A circular insulated copper wire loop is twisted to form two loops of area 𝐴 and $2𝐴$ as shown in the figure. At the point of crossing the wires remain electrically insulated from each other. The entire loop lies in the plane (of the paper). A uniform magnetic field $\vec{B}$ points into the plane of the paper. At $𝑡 = 0$, the loop starts rotating about the common diameter as axis with a constant angular velocity $\omega$ in the magnetic field. Which of the following options is/are correct?

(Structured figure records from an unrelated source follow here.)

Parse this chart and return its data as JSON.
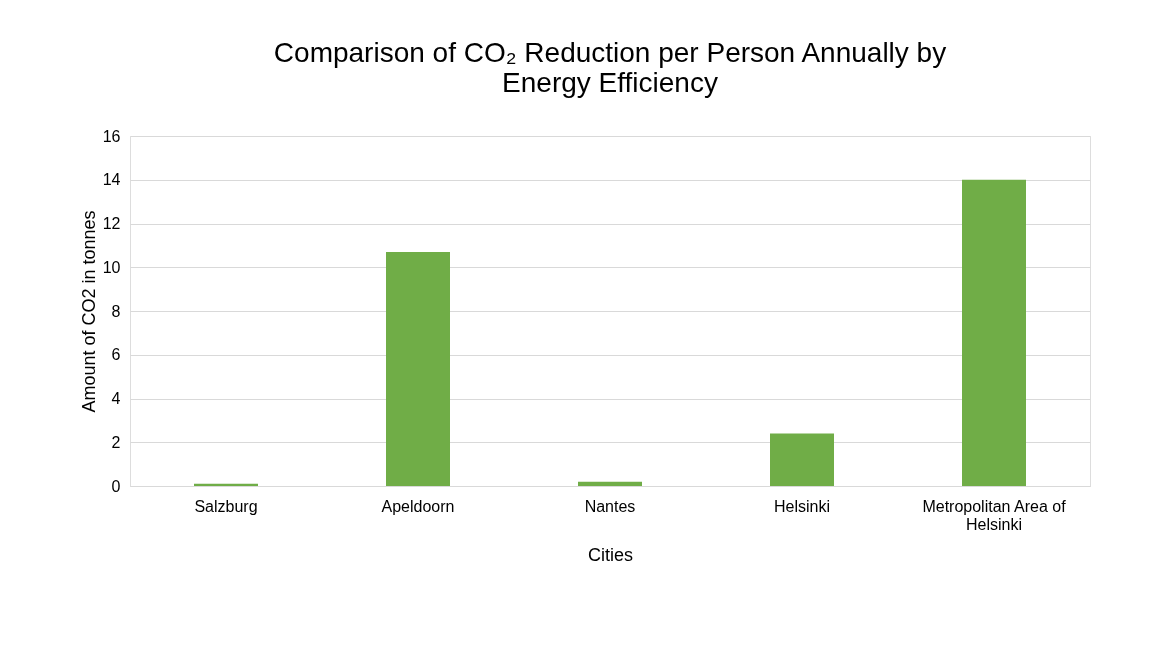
{
  "chart_data": {
    "type": "bar",
    "title": "Comparison of CO₂ Reduction per  Person Annually by\nEnergy Efficiency",
    "xlabel": "Cities",
    "ylabel": "Amount of CO2 in tonnes",
    "categories": [
      "Salzburg",
      "Apeldoorn",
      "Nantes",
      "Helsinki",
      "Metropolitan Area of Helsinki"
    ],
    "values": [
      0.1,
      10.7,
      0.2,
      2.4,
      14.0
    ],
    "color": "#70ad47",
    "ylim": [
      0,
      16
    ],
    "yticks": [
      0,
      2,
      4,
      6,
      8,
      10,
      12,
      14,
      16
    ],
    "grid": "y"
  }
}
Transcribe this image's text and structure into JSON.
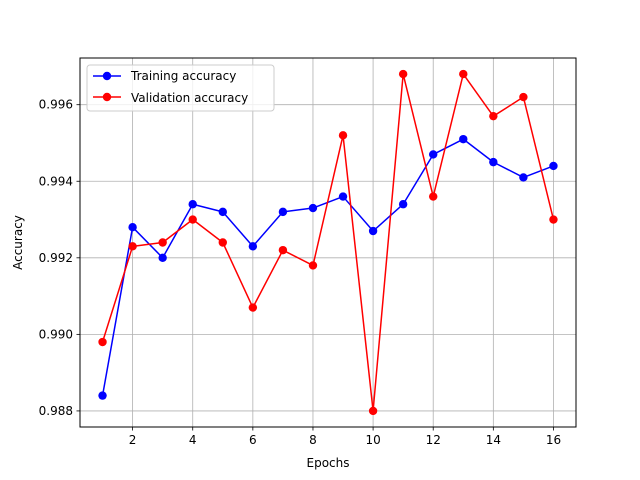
{
  "chart_data": {
    "type": "line",
    "title": "",
    "xlabel": "Epochs",
    "ylabel": "Accuracy",
    "x": [
      1,
      2,
      3,
      4,
      5,
      6,
      7,
      8,
      9,
      10,
      11,
      12,
      13,
      14,
      15,
      16
    ],
    "xlim": [
      0.25,
      16.75
    ],
    "ylim": [
      0.98758,
      0.99722
    ],
    "xticks": [
      2,
      4,
      6,
      8,
      10,
      12,
      14,
      16
    ],
    "yticks": [
      0.988,
      0.99,
      0.992,
      0.994,
      0.996
    ],
    "xtick_labels": [
      "2",
      "4",
      "6",
      "8",
      "10",
      "12",
      "14",
      "16"
    ],
    "ytick_labels": [
      "0.988",
      "0.990",
      "0.992",
      "0.994",
      "0.996"
    ],
    "grid": true,
    "legend_position": "top-left",
    "series": [
      {
        "name": "Training accuracy",
        "color": "#0000ff",
        "marker": "circle",
        "values": [
          0.9884,
          0.9928,
          0.992,
          0.9934,
          0.9932,
          0.9923,
          0.9932,
          0.9933,
          0.9936,
          0.9927,
          0.9934,
          0.9947,
          0.9951,
          0.9945,
          0.9941,
          0.9944
        ]
      },
      {
        "name": "Validation accuracy",
        "color": "#ff0000",
        "marker": "circle",
        "values": [
          0.9898,
          0.9923,
          0.9924,
          0.993,
          0.9924,
          0.9907,
          0.9922,
          0.9918,
          0.9952,
          0.988,
          0.9968,
          0.9936,
          0.9968,
          0.9957,
          0.9962,
          0.993
        ]
      }
    ]
  }
}
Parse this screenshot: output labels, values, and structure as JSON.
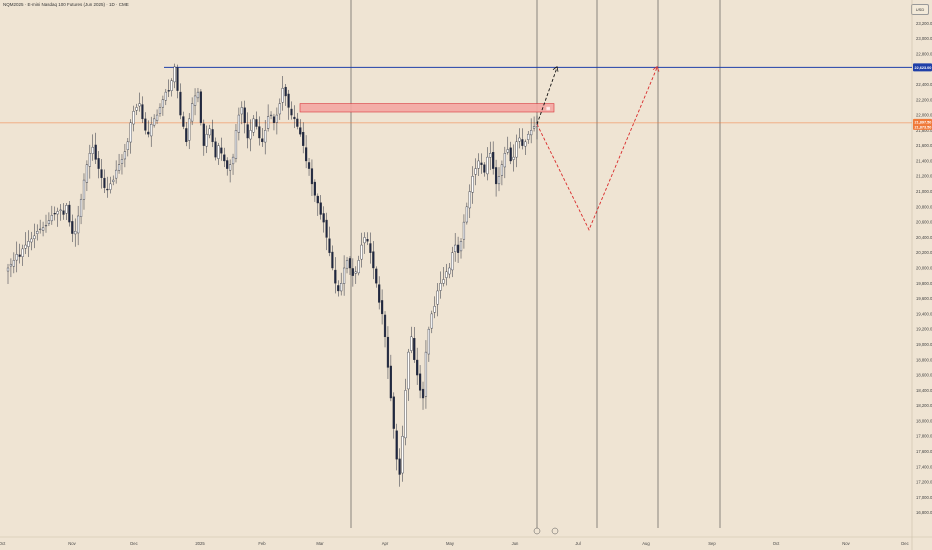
{
  "header": {
    "title": "NQM2025 · E-mini Nasdaq 100 Futures (Jun 2025) · 1D · CME"
  },
  "currency": "USD",
  "colors": {
    "background": "#efe4d3",
    "candle_up": "#ffffff",
    "candle_down": "#1f2741",
    "wick": "#2b2f3d",
    "resistance_line": "#1f3fa8",
    "current_price_line": "#f07a3a",
    "supply_zone_fill": "#f3a6a2",
    "supply_zone_border": "#d9343a",
    "projection_red": "#d92b2b",
    "projection_black": "#111111",
    "vertical_lines": "#444444"
  },
  "chart_data": {
    "type": "candlestick",
    "title": "NQM2025 · E-mini Nasdaq 100 Futures (Jun 2025) · 1D · CME",
    "ylim": [
      16600,
      23400
    ],
    "y_ticks": [
      "23,200.00",
      "23,000.00",
      "22,800.00",
      "22,600.00",
      "22,400.00",
      "22,200.00",
      "22,000.00",
      "21,800.00",
      "21,600.00",
      "21,400.00",
      "21,200.00",
      "21,000.00",
      "20,800.00",
      "20,600.00",
      "20,400.00",
      "20,200.00",
      "20,000.00",
      "19,800.00",
      "19,600.00",
      "19,400.00",
      "19,200.00",
      "19,000.00",
      "18,800.00",
      "18,600.00",
      "18,400.00",
      "18,200.00",
      "18,000.00",
      "17,800.00",
      "17,600.00",
      "17,400.00",
      "17,200.00",
      "17,000.00",
      "16,800.00"
    ],
    "x_ticks": [
      "Oct",
      "Nov",
      "Dec",
      "2025",
      "Feb",
      "Mar",
      "Apr",
      "May",
      "Jun",
      "Jul",
      "Aug",
      "Sep",
      "Oct",
      "Nov",
      "Dec"
    ],
    "grid": false,
    "price_labels": {
      "resistance": "22,623.00",
      "current": "21,897.50",
      "current_sub": "21,873.50"
    },
    "closes": [
      20000,
      20050,
      20100,
      20180,
      20150,
      20250,
      20300,
      20350,
      20380,
      20420,
      20480,
      20510,
      20530,
      20560,
      20620,
      20690,
      20710,
      20740,
      20760,
      20700,
      20820,
      20600,
      20450,
      20480,
      20680,
      20900,
      21150,
      21350,
      21500,
      21580,
      21420,
      21300,
      21180,
      21050,
      21020,
      21100,
      21150,
      21280,
      21350,
      21420,
      21520,
      21650,
      21900,
      22050,
      22100,
      22150,
      21950,
      21800,
      21750,
      21880,
      21950,
      22000,
      22100,
      22200,
      22300,
      22320,
      22450,
      22630,
      22320,
      22000,
      21850,
      21650,
      21950,
      22150,
      22250,
      22300,
      21900,
      21600,
      21750,
      21820,
      21650,
      21450,
      21600,
      21500,
      21400,
      21300,
      21350,
      21450,
      21800,
      22000,
      22100,
      21900,
      21700,
      21800,
      21950,
      21850,
      21700,
      21650,
      21800,
      21980,
      22000,
      21900,
      22000,
      22150,
      22350,
      22250,
      22100,
      22000,
      21950,
      21850,
      21750,
      21600,
      21400,
      21300,
      21100,
      20950,
      20850,
      20700,
      20600,
      20400,
      20200,
      20000,
      19800,
      19700,
      19800,
      20000,
      20100,
      20000,
      19900,
      19950,
      20100,
      20300,
      20400,
      20350,
      20200,
      20000,
      19800,
      19550,
      19400,
      19100,
      18700,
      18300,
      17900,
      17500,
      17300,
      17800,
      18400,
      18900,
      19100,
      18800,
      18600,
      18400,
      18300,
      18900,
      19200,
      19400,
      19500,
      19700,
      19800,
      19850,
      19950,
      20000,
      20200,
      20300,
      20200,
      20350,
      20600,
      20800,
      21000,
      21200,
      21300,
      21400,
      21350,
      21250,
      21450,
      21500,
      21300,
      21100,
      21200,
      21350,
      21500,
      21550,
      21400,
      21450,
      21650,
      21700,
      21600,
      21650,
      21750,
      21800,
      21850,
      21900
    ]
  },
  "annotations": {
    "supply_zone": {
      "top": 22150,
      "bottom": 22040,
      "label": "▤"
    },
    "projection_red_path": [
      21880,
      20500,
      22620
    ],
    "projection_black_path": [
      21880,
      22620
    ],
    "bottom_icons": [
      "alert-icon",
      "event-icon"
    ]
  }
}
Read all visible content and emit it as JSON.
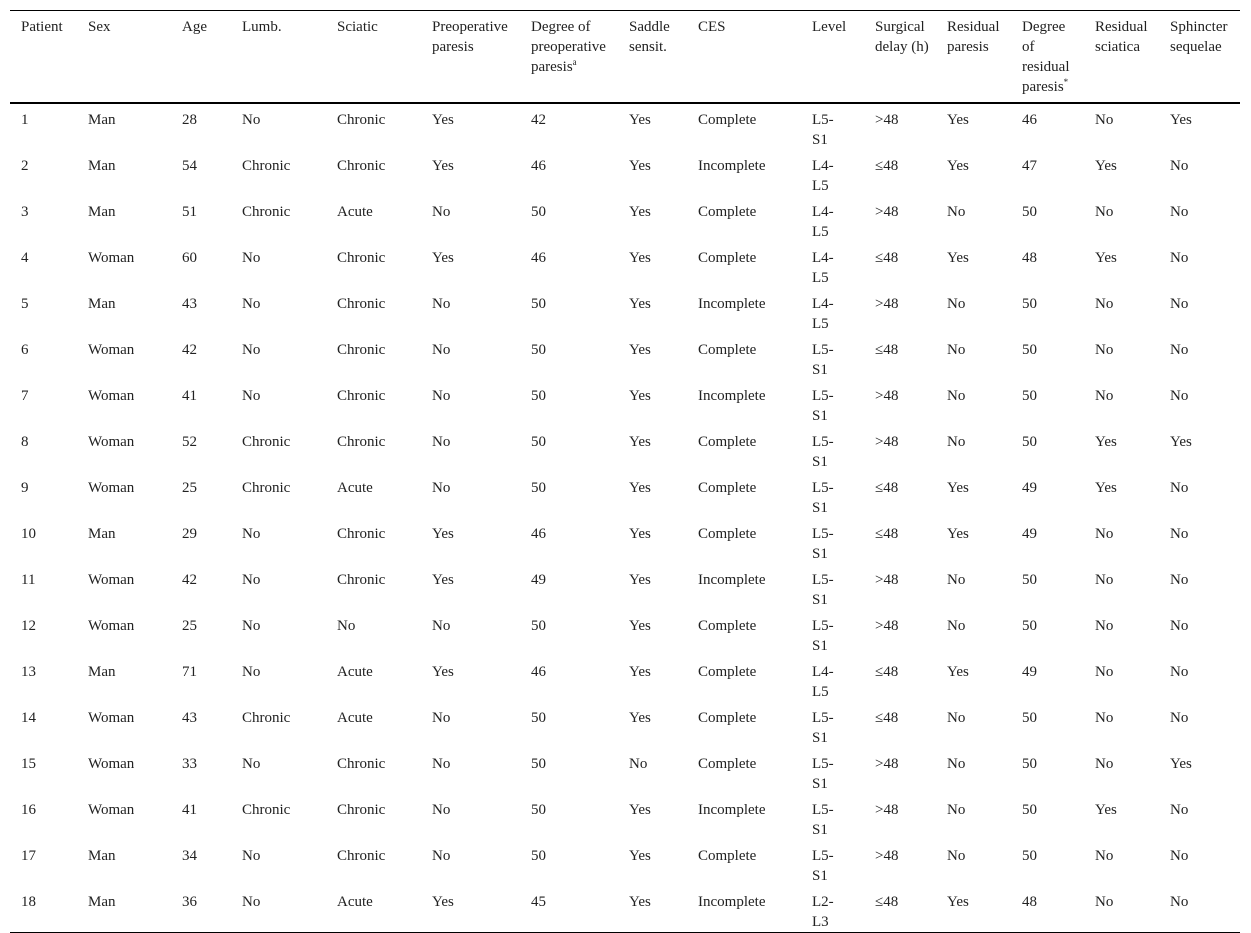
{
  "table": {
    "headers": [
      "Patient",
      "Sex",
      "Age",
      "Lumb.",
      "Sciatic",
      "Preoperative paresis",
      {
        "text": "Degree of preoperative paresis",
        "sup": "a"
      },
      "Saddle sensit.",
      "CES",
      "Level",
      "Surgical delay (h)",
      "Residual paresis",
      {
        "text": "Degree of residual paresis",
        "sup": "*"
      },
      "Residual sciatica",
      "Sphincter sequelae"
    ],
    "rows": [
      [
        "1",
        "Man",
        "28",
        "No",
        "Chronic",
        "Yes",
        "42",
        "Yes",
        "Complete",
        "L5-S1",
        ">48",
        "Yes",
        "46",
        "No",
        "Yes"
      ],
      [
        "2",
        "Man",
        "54",
        "Chronic",
        "Chronic",
        "Yes",
        "46",
        "Yes",
        "Incomplete",
        "L4-L5",
        "≤48",
        "Yes",
        "47",
        "Yes",
        "No"
      ],
      [
        "3",
        "Man",
        "51",
        "Chronic",
        "Acute",
        "No",
        "50",
        "Yes",
        "Complete",
        "L4-L5",
        ">48",
        "No",
        "50",
        "No",
        "No"
      ],
      [
        "4",
        "Woman",
        "60",
        "No",
        "Chronic",
        "Yes",
        "46",
        "Yes",
        "Complete",
        "L4-L5",
        "≤48",
        "Yes",
        "48",
        "Yes",
        "No"
      ],
      [
        "5",
        "Man",
        "43",
        "No",
        "Chronic",
        "No",
        "50",
        "Yes",
        "Incomplete",
        "L4-L5",
        ">48",
        "No",
        "50",
        "No",
        "No"
      ],
      [
        "6",
        "Woman",
        "42",
        "No",
        "Chronic",
        "No",
        "50",
        "Yes",
        "Complete",
        "L5-S1",
        "≤48",
        "No",
        "50",
        "No",
        "No"
      ],
      [
        "7",
        "Woman",
        "41",
        "No",
        "Chronic",
        "No",
        "50",
        "Yes",
        "Incomplete",
        "L5-S1",
        ">48",
        "No",
        "50",
        "No",
        "No"
      ],
      [
        "8",
        "Woman",
        "52",
        "Chronic",
        "Chronic",
        "No",
        "50",
        "Yes",
        "Complete",
        "L5-S1",
        ">48",
        "No",
        "50",
        "Yes",
        "Yes"
      ],
      [
        "9",
        "Woman",
        "25",
        "Chronic",
        "Acute",
        "No",
        "50",
        "Yes",
        "Complete",
        "L5-S1",
        "≤48",
        "Yes",
        "49",
        "Yes",
        "No"
      ],
      [
        "10",
        "Man",
        "29",
        "No",
        "Chronic",
        "Yes",
        "46",
        "Yes",
        "Complete",
        "L5-S1",
        "≤48",
        "Yes",
        "49",
        "No",
        "No"
      ],
      [
        "11",
        "Woman",
        "42",
        "No",
        "Chronic",
        "Yes",
        "49",
        "Yes",
        "Incomplete",
        "L5-S1",
        ">48",
        "No",
        "50",
        "No",
        "No"
      ],
      [
        "12",
        "Woman",
        "25",
        "No",
        "No",
        "No",
        "50",
        "Yes",
        "Complete",
        "L5-S1",
        ">48",
        "No",
        "50",
        "No",
        "No"
      ],
      [
        "13",
        "Man",
        "71",
        "No",
        "Acute",
        "Yes",
        "46",
        "Yes",
        "Complete",
        "L4-L5",
        "≤48",
        "Yes",
        "49",
        "No",
        "No"
      ],
      [
        "14",
        "Woman",
        "43",
        "Chronic",
        "Acute",
        "No",
        "50",
        "Yes",
        "Complete",
        "L5-S1",
        "≤48",
        "No",
        "50",
        "No",
        "No"
      ],
      [
        "15",
        "Woman",
        "33",
        "No",
        "Chronic",
        "No",
        "50",
        "No",
        "Complete",
        "L5-S1",
        ">48",
        "No",
        "50",
        "No",
        "Yes"
      ],
      [
        "16",
        "Woman",
        "41",
        "Chronic",
        "Chronic",
        "No",
        "50",
        "Yes",
        "Incomplete",
        "L5-S1",
        ">48",
        "No",
        "50",
        "Yes",
        "No"
      ],
      [
        "17",
        "Man",
        "34",
        "No",
        "Chronic",
        "No",
        "50",
        "Yes",
        "Complete",
        "L5-S1",
        ">48",
        "No",
        "50",
        "No",
        "No"
      ],
      [
        "18",
        "Man",
        "36",
        "No",
        "Acute",
        "Yes",
        "45",
        "Yes",
        "Incomplete",
        "L2-L3",
        "≤48",
        "Yes",
        "48",
        "No",
        "No"
      ]
    ]
  }
}
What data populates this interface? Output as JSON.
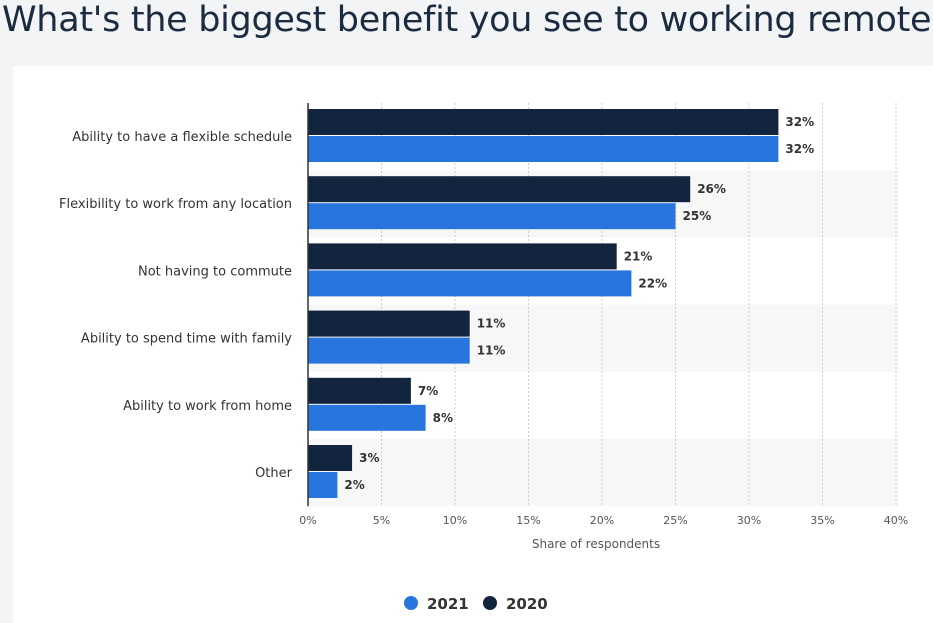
{
  "title": "What's the biggest benefit you see to working remotely?",
  "chart_data": {
    "type": "bar",
    "orientation": "horizontal",
    "categories": [
      "Ability to have a flexible schedule",
      "Flexibility to work from any location",
      "Not having to commute",
      "Ability to spend time with family",
      "Ability to work from home",
      "Other"
    ],
    "series": [
      {
        "name": "2020",
        "values": [
          32,
          26,
          21,
          11,
          7,
          3
        ],
        "labels": [
          "32%",
          "26%",
          "21%",
          "11%",
          "7%",
          "3%"
        ],
        "color": "#13253e"
      },
      {
        "name": "2021",
        "values": [
          32,
          25,
          22,
          11,
          8,
          2
        ],
        "labels": [
          "32%",
          "25%",
          "22%",
          "11%",
          "8%",
          "2%"
        ],
        "color": "#2876dd"
      }
    ],
    "xlabel": "Share of respondents",
    "ylabel": "",
    "xlim": [
      0,
      40
    ],
    "xticks": [
      "0%",
      "5%",
      "10%",
      "15%",
      "20%",
      "25%",
      "30%",
      "35%",
      "40%"
    ],
    "grid": true,
    "legend": {
      "position": "bottom",
      "items": [
        {
          "name": "2021",
          "color": "#2876dd"
        },
        {
          "name": "2020",
          "color": "#13253e"
        }
      ]
    }
  }
}
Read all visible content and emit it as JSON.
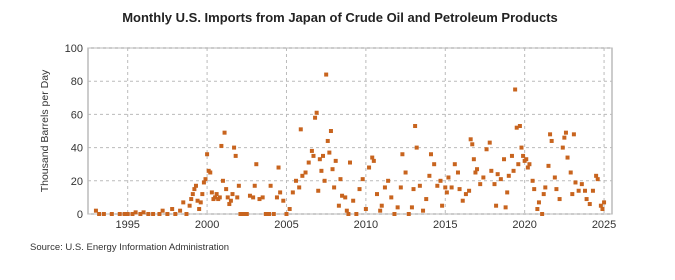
{
  "chart_data": {
    "type": "scatter",
    "title": "Monthly U.S. Imports from Japan of Crude Oil and Petroleum Products",
    "y_label": "Thousand Barrels per Day",
    "source": "Source: U.S. Energy Information Administration",
    "color": "#c8641e",
    "grid": true,
    "xlim": [
      1992.5,
      2025.5
    ],
    "ylim": [
      0,
      100
    ],
    "xticks": [
      1995,
      2000,
      2005,
      2010,
      2015,
      2020,
      2025
    ],
    "yticks": [
      0,
      20,
      40,
      60,
      80,
      100
    ],
    "x": [
      1993.0,
      1993.2,
      1993.5,
      1994.0,
      1994.5,
      1994.8,
      1995.0,
      1995.3,
      1995.5,
      1995.8,
      1996.0,
      1996.3,
      1996.6,
      1997.0,
      1997.2,
      1997.5,
      1997.8,
      1998.0,
      1998.3,
      1998.5,
      1998.7,
      1998.9,
      1999.0,
      1999.1,
      1999.2,
      1999.3,
      1999.4,
      1999.5,
      1999.6,
      1999.7,
      1999.8,
      1999.9,
      2000.0,
      2000.1,
      2000.2,
      2000.3,
      2000.4,
      2000.5,
      2000.6,
      2000.7,
      2000.8,
      2000.9,
      2001.0,
      2001.1,
      2001.2,
      2001.3,
      2001.4,
      2001.5,
      2001.6,
      2001.7,
      2001.8,
      2001.9,
      2002.0,
      2002.1,
      2002.3,
      2002.5,
      2002.7,
      2002.9,
      2003.0,
      2003.1,
      2003.3,
      2003.5,
      2003.7,
      2003.9,
      2004.0,
      2004.2,
      2004.4,
      2004.5,
      2004.6,
      2004.8,
      2005.0,
      2005.2,
      2005.4,
      2005.6,
      2005.8,
      2005.9,
      2006.0,
      2006.2,
      2006.4,
      2006.6,
      2006.7,
      2006.8,
      2006.9,
      2007.0,
      2007.1,
      2007.2,
      2007.3,
      2007.4,
      2007.5,
      2007.6,
      2007.7,
      2007.8,
      2007.9,
      2008.0,
      2008.1,
      2008.3,
      2008.4,
      2008.5,
      2008.7,
      2008.8,
      2008.9,
      2009.0,
      2009.2,
      2009.4,
      2009.6,
      2009.8,
      2010.0,
      2010.2,
      2010.4,
      2010.5,
      2010.7,
      2010.9,
      2011.0,
      2011.2,
      2011.4,
      2011.6,
      2011.8,
      2012.0,
      2012.2,
      2012.3,
      2012.5,
      2012.7,
      2012.9,
      2013.0,
      2013.1,
      2013.2,
      2013.4,
      2013.6,
      2013.8,
      2014.0,
      2014.1,
      2014.3,
      2014.5,
      2014.7,
      2014.8,
      2015.0,
      2015.1,
      2015.2,
      2015.4,
      2015.6,
      2015.8,
      2015.9,
      2016.1,
      2016.3,
      2016.5,
      2016.6,
      2016.7,
      2016.8,
      2016.9,
      2017.0,
      2017.2,
      2017.4,
      2017.6,
      2017.8,
      2017.9,
      2018.1,
      2018.2,
      2018.3,
      2018.5,
      2018.7,
      2018.8,
      2018.9,
      2019.0,
      2019.2,
      2019.3,
      2019.4,
      2019.5,
      2019.6,
      2019.7,
      2019.8,
      2019.9,
      2020.0,
      2020.1,
      2020.2,
      2020.3,
      2020.5,
      2020.6,
      2020.8,
      2020.9,
      2021.1,
      2021.2,
      2021.3,
      2021.5,
      2021.6,
      2021.7,
      2021.9,
      2022.0,
      2022.2,
      2022.4,
      2022.5,
      2022.6,
      2022.7,
      2022.9,
      2023.0,
      2023.1,
      2023.2,
      2023.4,
      2023.6,
      2023.8,
      2023.9,
      2024.1,
      2024.3,
      2024.5,
      2024.6,
      2024.8,
      2024.9,
      2025.0
    ],
    "values": [
      2,
      0,
      0,
      0,
      0,
      0,
      0,
      0,
      1,
      0,
      1,
      0,
      0,
      0,
      2,
      0,
      3,
      0,
      2,
      7,
      0,
      5,
      9,
      12,
      15,
      17,
      8,
      3,
      7,
      12,
      19,
      21,
      36,
      26,
      25,
      13,
      9,
      10,
      12,
      9,
      10,
      41,
      20,
      49,
      15,
      10,
      6,
      8,
      12,
      40,
      35,
      10,
      17,
      0,
      0,
      0,
      11,
      10,
      17,
      30,
      9,
      10,
      0,
      0,
      17,
      0,
      10,
      28,
      13,
      8,
      0,
      3,
      13,
      20,
      16,
      51,
      23,
      25,
      31,
      38,
      35,
      58,
      61,
      14,
      33,
      26,
      35,
      20,
      84,
      44,
      37,
      50,
      27,
      16,
      32,
      5,
      21,
      11,
      10,
      2,
      0,
      31,
      8,
      0,
      15,
      21,
      3,
      28,
      34,
      32,
      12,
      2,
      5,
      16,
      20,
      10,
      0,
      4,
      16,
      36,
      25,
      0,
      4,
      15,
      53,
      40,
      17,
      2,
      9,
      23,
      36,
      30,
      17,
      20,
      5,
      16,
      13,
      22,
      16,
      30,
      25,
      15,
      8,
      12,
      14,
      45,
      42,
      33,
      25,
      27,
      18,
      22,
      39,
      43,
      26,
      18,
      5,
      24,
      21,
      33,
      4,
      13,
      23,
      35,
      26,
      75,
      52,
      30,
      53,
      40,
      35,
      32,
      33,
      28,
      30,
      20,
      15,
      3,
      7,
      0,
      12,
      16,
      29,
      48,
      44,
      22,
      15,
      9,
      40,
      46,
      49,
      34,
      25,
      12,
      48,
      19,
      14,
      18,
      14,
      9,
      6,
      14,
      23,
      21,
      5,
      3,
      7
    ]
  }
}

• A. The emf induced in the loop is proportional to the sum of the areas of the two loops
• B. The amplitude of the maximum net emf induced due to both the loops is equal to the amplitude of maximum emf induced in the smaller loop alone
• C. The net emf induced due to both the loops is proportional to $\cos \omega t$
• D. The rate of change of the flux is maximum when the plane of the loops is perpendicular to plane of the paper

Answer 1

Answer: (B), (D)

(A) $ \phi_{1}=- BA \cos \omega t$
$ \Rightarrow \varepsilon_{1}=\frac{ d \phi}{ dt }=- B A \omega \sin \omega t $
$\phi_{2}=2 BA \cos \omega t$
$\phi_{\text {net }}=\phi_{2}+\phi_{1}= BA \cos \omega t $
$\varepsilon=-\frac{ d \phi}{ dt }=+ BA \omega \sin \omega t $
$|\varepsilon|=\left|\varepsilon_{1}\right|$
(B) $\phi= BA \cos \omega t$
$\frac{ d \phi}{ dt }= B A \omega \sin \omega t$
$\frac{ d \phi}{ dt }$ is maximum when $\sin \theta=1$
$\theta=90^{\circ}$
$\vec{B} \perp \vec{A}$
(C) $\varepsilon \propto \sin \omega t$
(D) $\varepsilon \propto A_{\text {net }}$
when $ A _{\text {net }}= A _{1}- A _{2}$